2. Variations in product design: The learning curve assumes a consistent product design and process. If there are frequent changes in product design or customization, it can disrupt the learning curve effect as workers have to adapt to each new design, reducing the efficiency gains from previous experience.
3. High turnover rate: The learning curve effect assumes a stable and experienced workforce. If there is a high turnover rate among workers, it can disrupt the accumulation of experience and expertise, limiting the effectiveness of the learning curve.

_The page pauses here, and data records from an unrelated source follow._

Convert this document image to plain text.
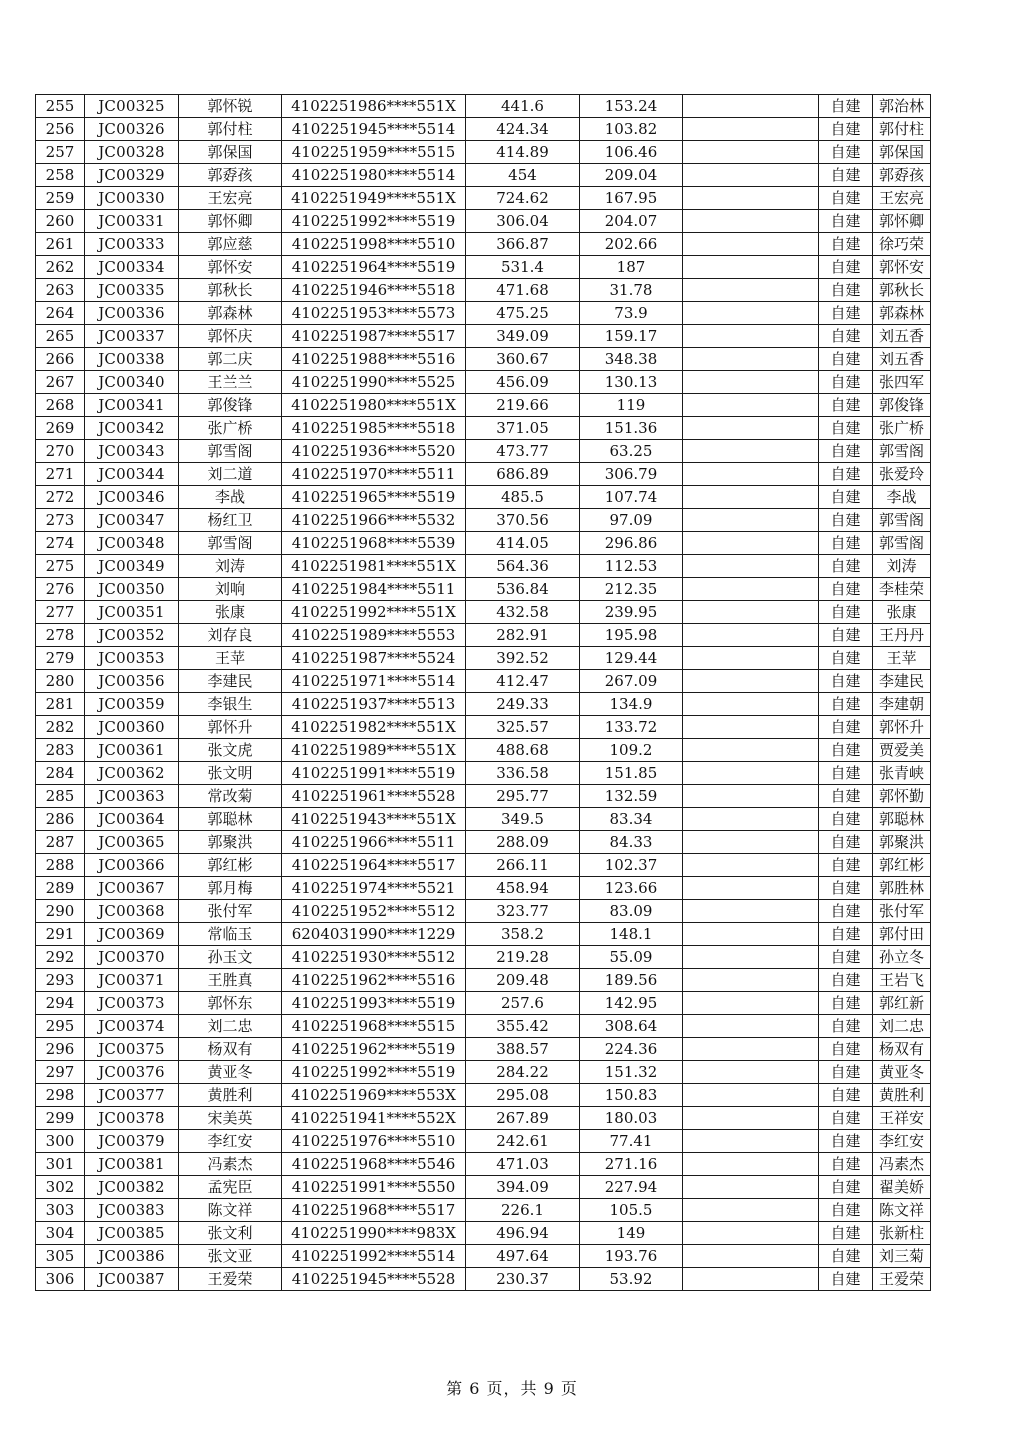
255	JC00325	郭怀锐	4102251986****551X	441.6	153.24		自建	郭治林
256	JC00326	郭付柱	4102251945****5514	424.34	103.82		自建	郭付柱
257	JC00328	郭保国	4102251959****5515	414.89	106.46		自建	郭保国
258	JC00329	郭孬孩	4102251980****5514	454	209.04		自建	郭孬孩
259	JC00330	王宏亮	4102251949****551X	724.62	167.95		自建	王宏亮
260	JC00331	郭怀卿	4102251992****5519	306.04	204.07		自建	郭怀卿
261	JC00333	郭应慈	4102251998****5510	366.87	202.66		自建	徐巧荣
262	JC00334	郭怀安	4102251964****5519	531.4	187		自建	郭怀安
263	JC00335	郭秋长	4102251946****5518	471.68	31.78		自建	郭秋长
264	JC00336	郭森林	4102251953****5573	475.25	73.9		自建	郭森林
265	JC00337	郭怀庆	4102251987****5517	349.09	159.17		自建	刘五香
266	JC00338	郭二庆	4102251988****5516	360.67	348.38		自建	刘五香
267	JC00340	王兰兰	4102251990****5525	456.09	130.13		自建	张四军
268	JC00341	郭俊锋	4102251980****551X	219.66	119		自建	郭俊锋
269	JC00342	张广桥	4102251985****5518	371.05	151.36		自建	张广桥
270	JC00343	郭雪阁	4102251936****5520	473.77	63.25		自建	郭雪阁
271	JC00344	刘二道	4102251970****5511	686.89	306.79		自建	张爱玲
272	JC00346	李战	4102251965****5519	485.5	107.74		自建	李战
273	JC00347	杨红卫	4102251966****5532	370.56	97.09		自建	郭雪阁
274	JC00348	郭雪阁	4102251968****5539	414.05	296.86		自建	郭雪阁
275	JC00349	刘涛	4102251981****551X	564.36	112.53		自建	刘涛
276	JC00350	刘响	4102251984****5511	536.84	212.35		自建	李桂荣
277	JC00351	张康	4102251992****551X	432.58	239.95		自建	张康
278	JC00352	刘存良	4102251989****5553	282.91	195.98		自建	王丹丹
279	JC00353	王苹	4102251987****5524	392.52	129.44		自建	王苹
280	JC00356	李建民	4102251971****5514	412.47	267.09		自建	李建民
281	JC00359	李银生	4102251937****5513	249.33	134.9		自建	李建朝
282	JC00360	郭怀升	4102251982****551X	325.57	133.72		自建	郭怀升
283	JC00361	张文虎	4102251989****551X	488.68	109.2		自建	贾爱美
284	JC00362	张文明	4102251991****5519	336.58	151.85		自建	张青峡
285	JC00363	常改菊	4102251961****5528	295.77	132.59		自建	郭怀勤
286	JC00364	郭聪林	4102251943****551X	349.5	83.34		自建	郭聪林
287	JC00365	郭聚洪	4102251966****5511	288.09	84.33		自建	郭聚洪
288	JC00366	郭红彬	4102251964****5517	266.11	102.37		自建	郭红彬
289	JC00367	郭月梅	4102251974****5521	458.94	123.66		自建	郭胜林
290	JC00368	张付军	4102251952****5512	323.77	83.09		自建	张付军
291	JC00369	常临玉	6204031990****1229	358.2	148.1		自建	郭付田
292	JC00370	孙玉文	4102251930****5512	219.28	55.09		自建	孙立冬
293	JC00371	王胜真	4102251962****5516	209.48	189.56		自建	王岩飞
294	JC00373	郭怀东	4102251993****5519	257.6	142.95		自建	郭红新
295	JC00374	刘二忠	4102251968****5515	355.42	308.64		自建	刘二忠
296	JC00375	杨双有	4102251962****5519	388.57	224.36		自建	杨双有
297	JC00376	黄亚冬	4102251992****5519	284.22	151.32		自建	黄亚冬
298	JC00377	黄胜利	4102251969****553X	295.08	150.83		自建	黄胜利
299	JC00378	宋美英	4102251941****552X	267.89	180.03		自建	王祥安
300	JC00379	李红安	4102251976****5510	242.61	77.41		自建	李红安
301	JC00381	冯素杰	4102251968****5546	471.03	271.16		自建	冯素杰
302	JC00382	孟宪臣	4102251991****5550	394.09	227.94		自建	翟美娇
303	JC00383	陈文祥	4102251968****5517	226.1	105.5		自建	陈文祥
304	JC00385	张文利	4102251990****983X	496.94	149		自建	张新柱
305	JC00386	张文亚	4102251992****5514	497.64	193.76		自建	刘三菊
306	JC00387	王爱荣	4102251945****5528	230.37	53.92		自建	王爱荣
第 6 页，共 9 页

4. Limited production volumes: The learning curve effect is most significant in high-volume production scenarios. If the production volume is low or sporadic, it may be difficult to achieve the full benefits of the learning curve.
5. Skills and expertise required: The learning curve effect may be limited if highly specialized skills or expertise are required for the task. In such cases, the learning curve may not significantly reduce the time or cost required as the tasks remain complex and challenging regardless of experience.
Overall, while the learning curve can be a useful tool for estimating costs and understanding how experience impacts efficiency, it is important to consider these limiting factors to assess its applicability in a specific situation.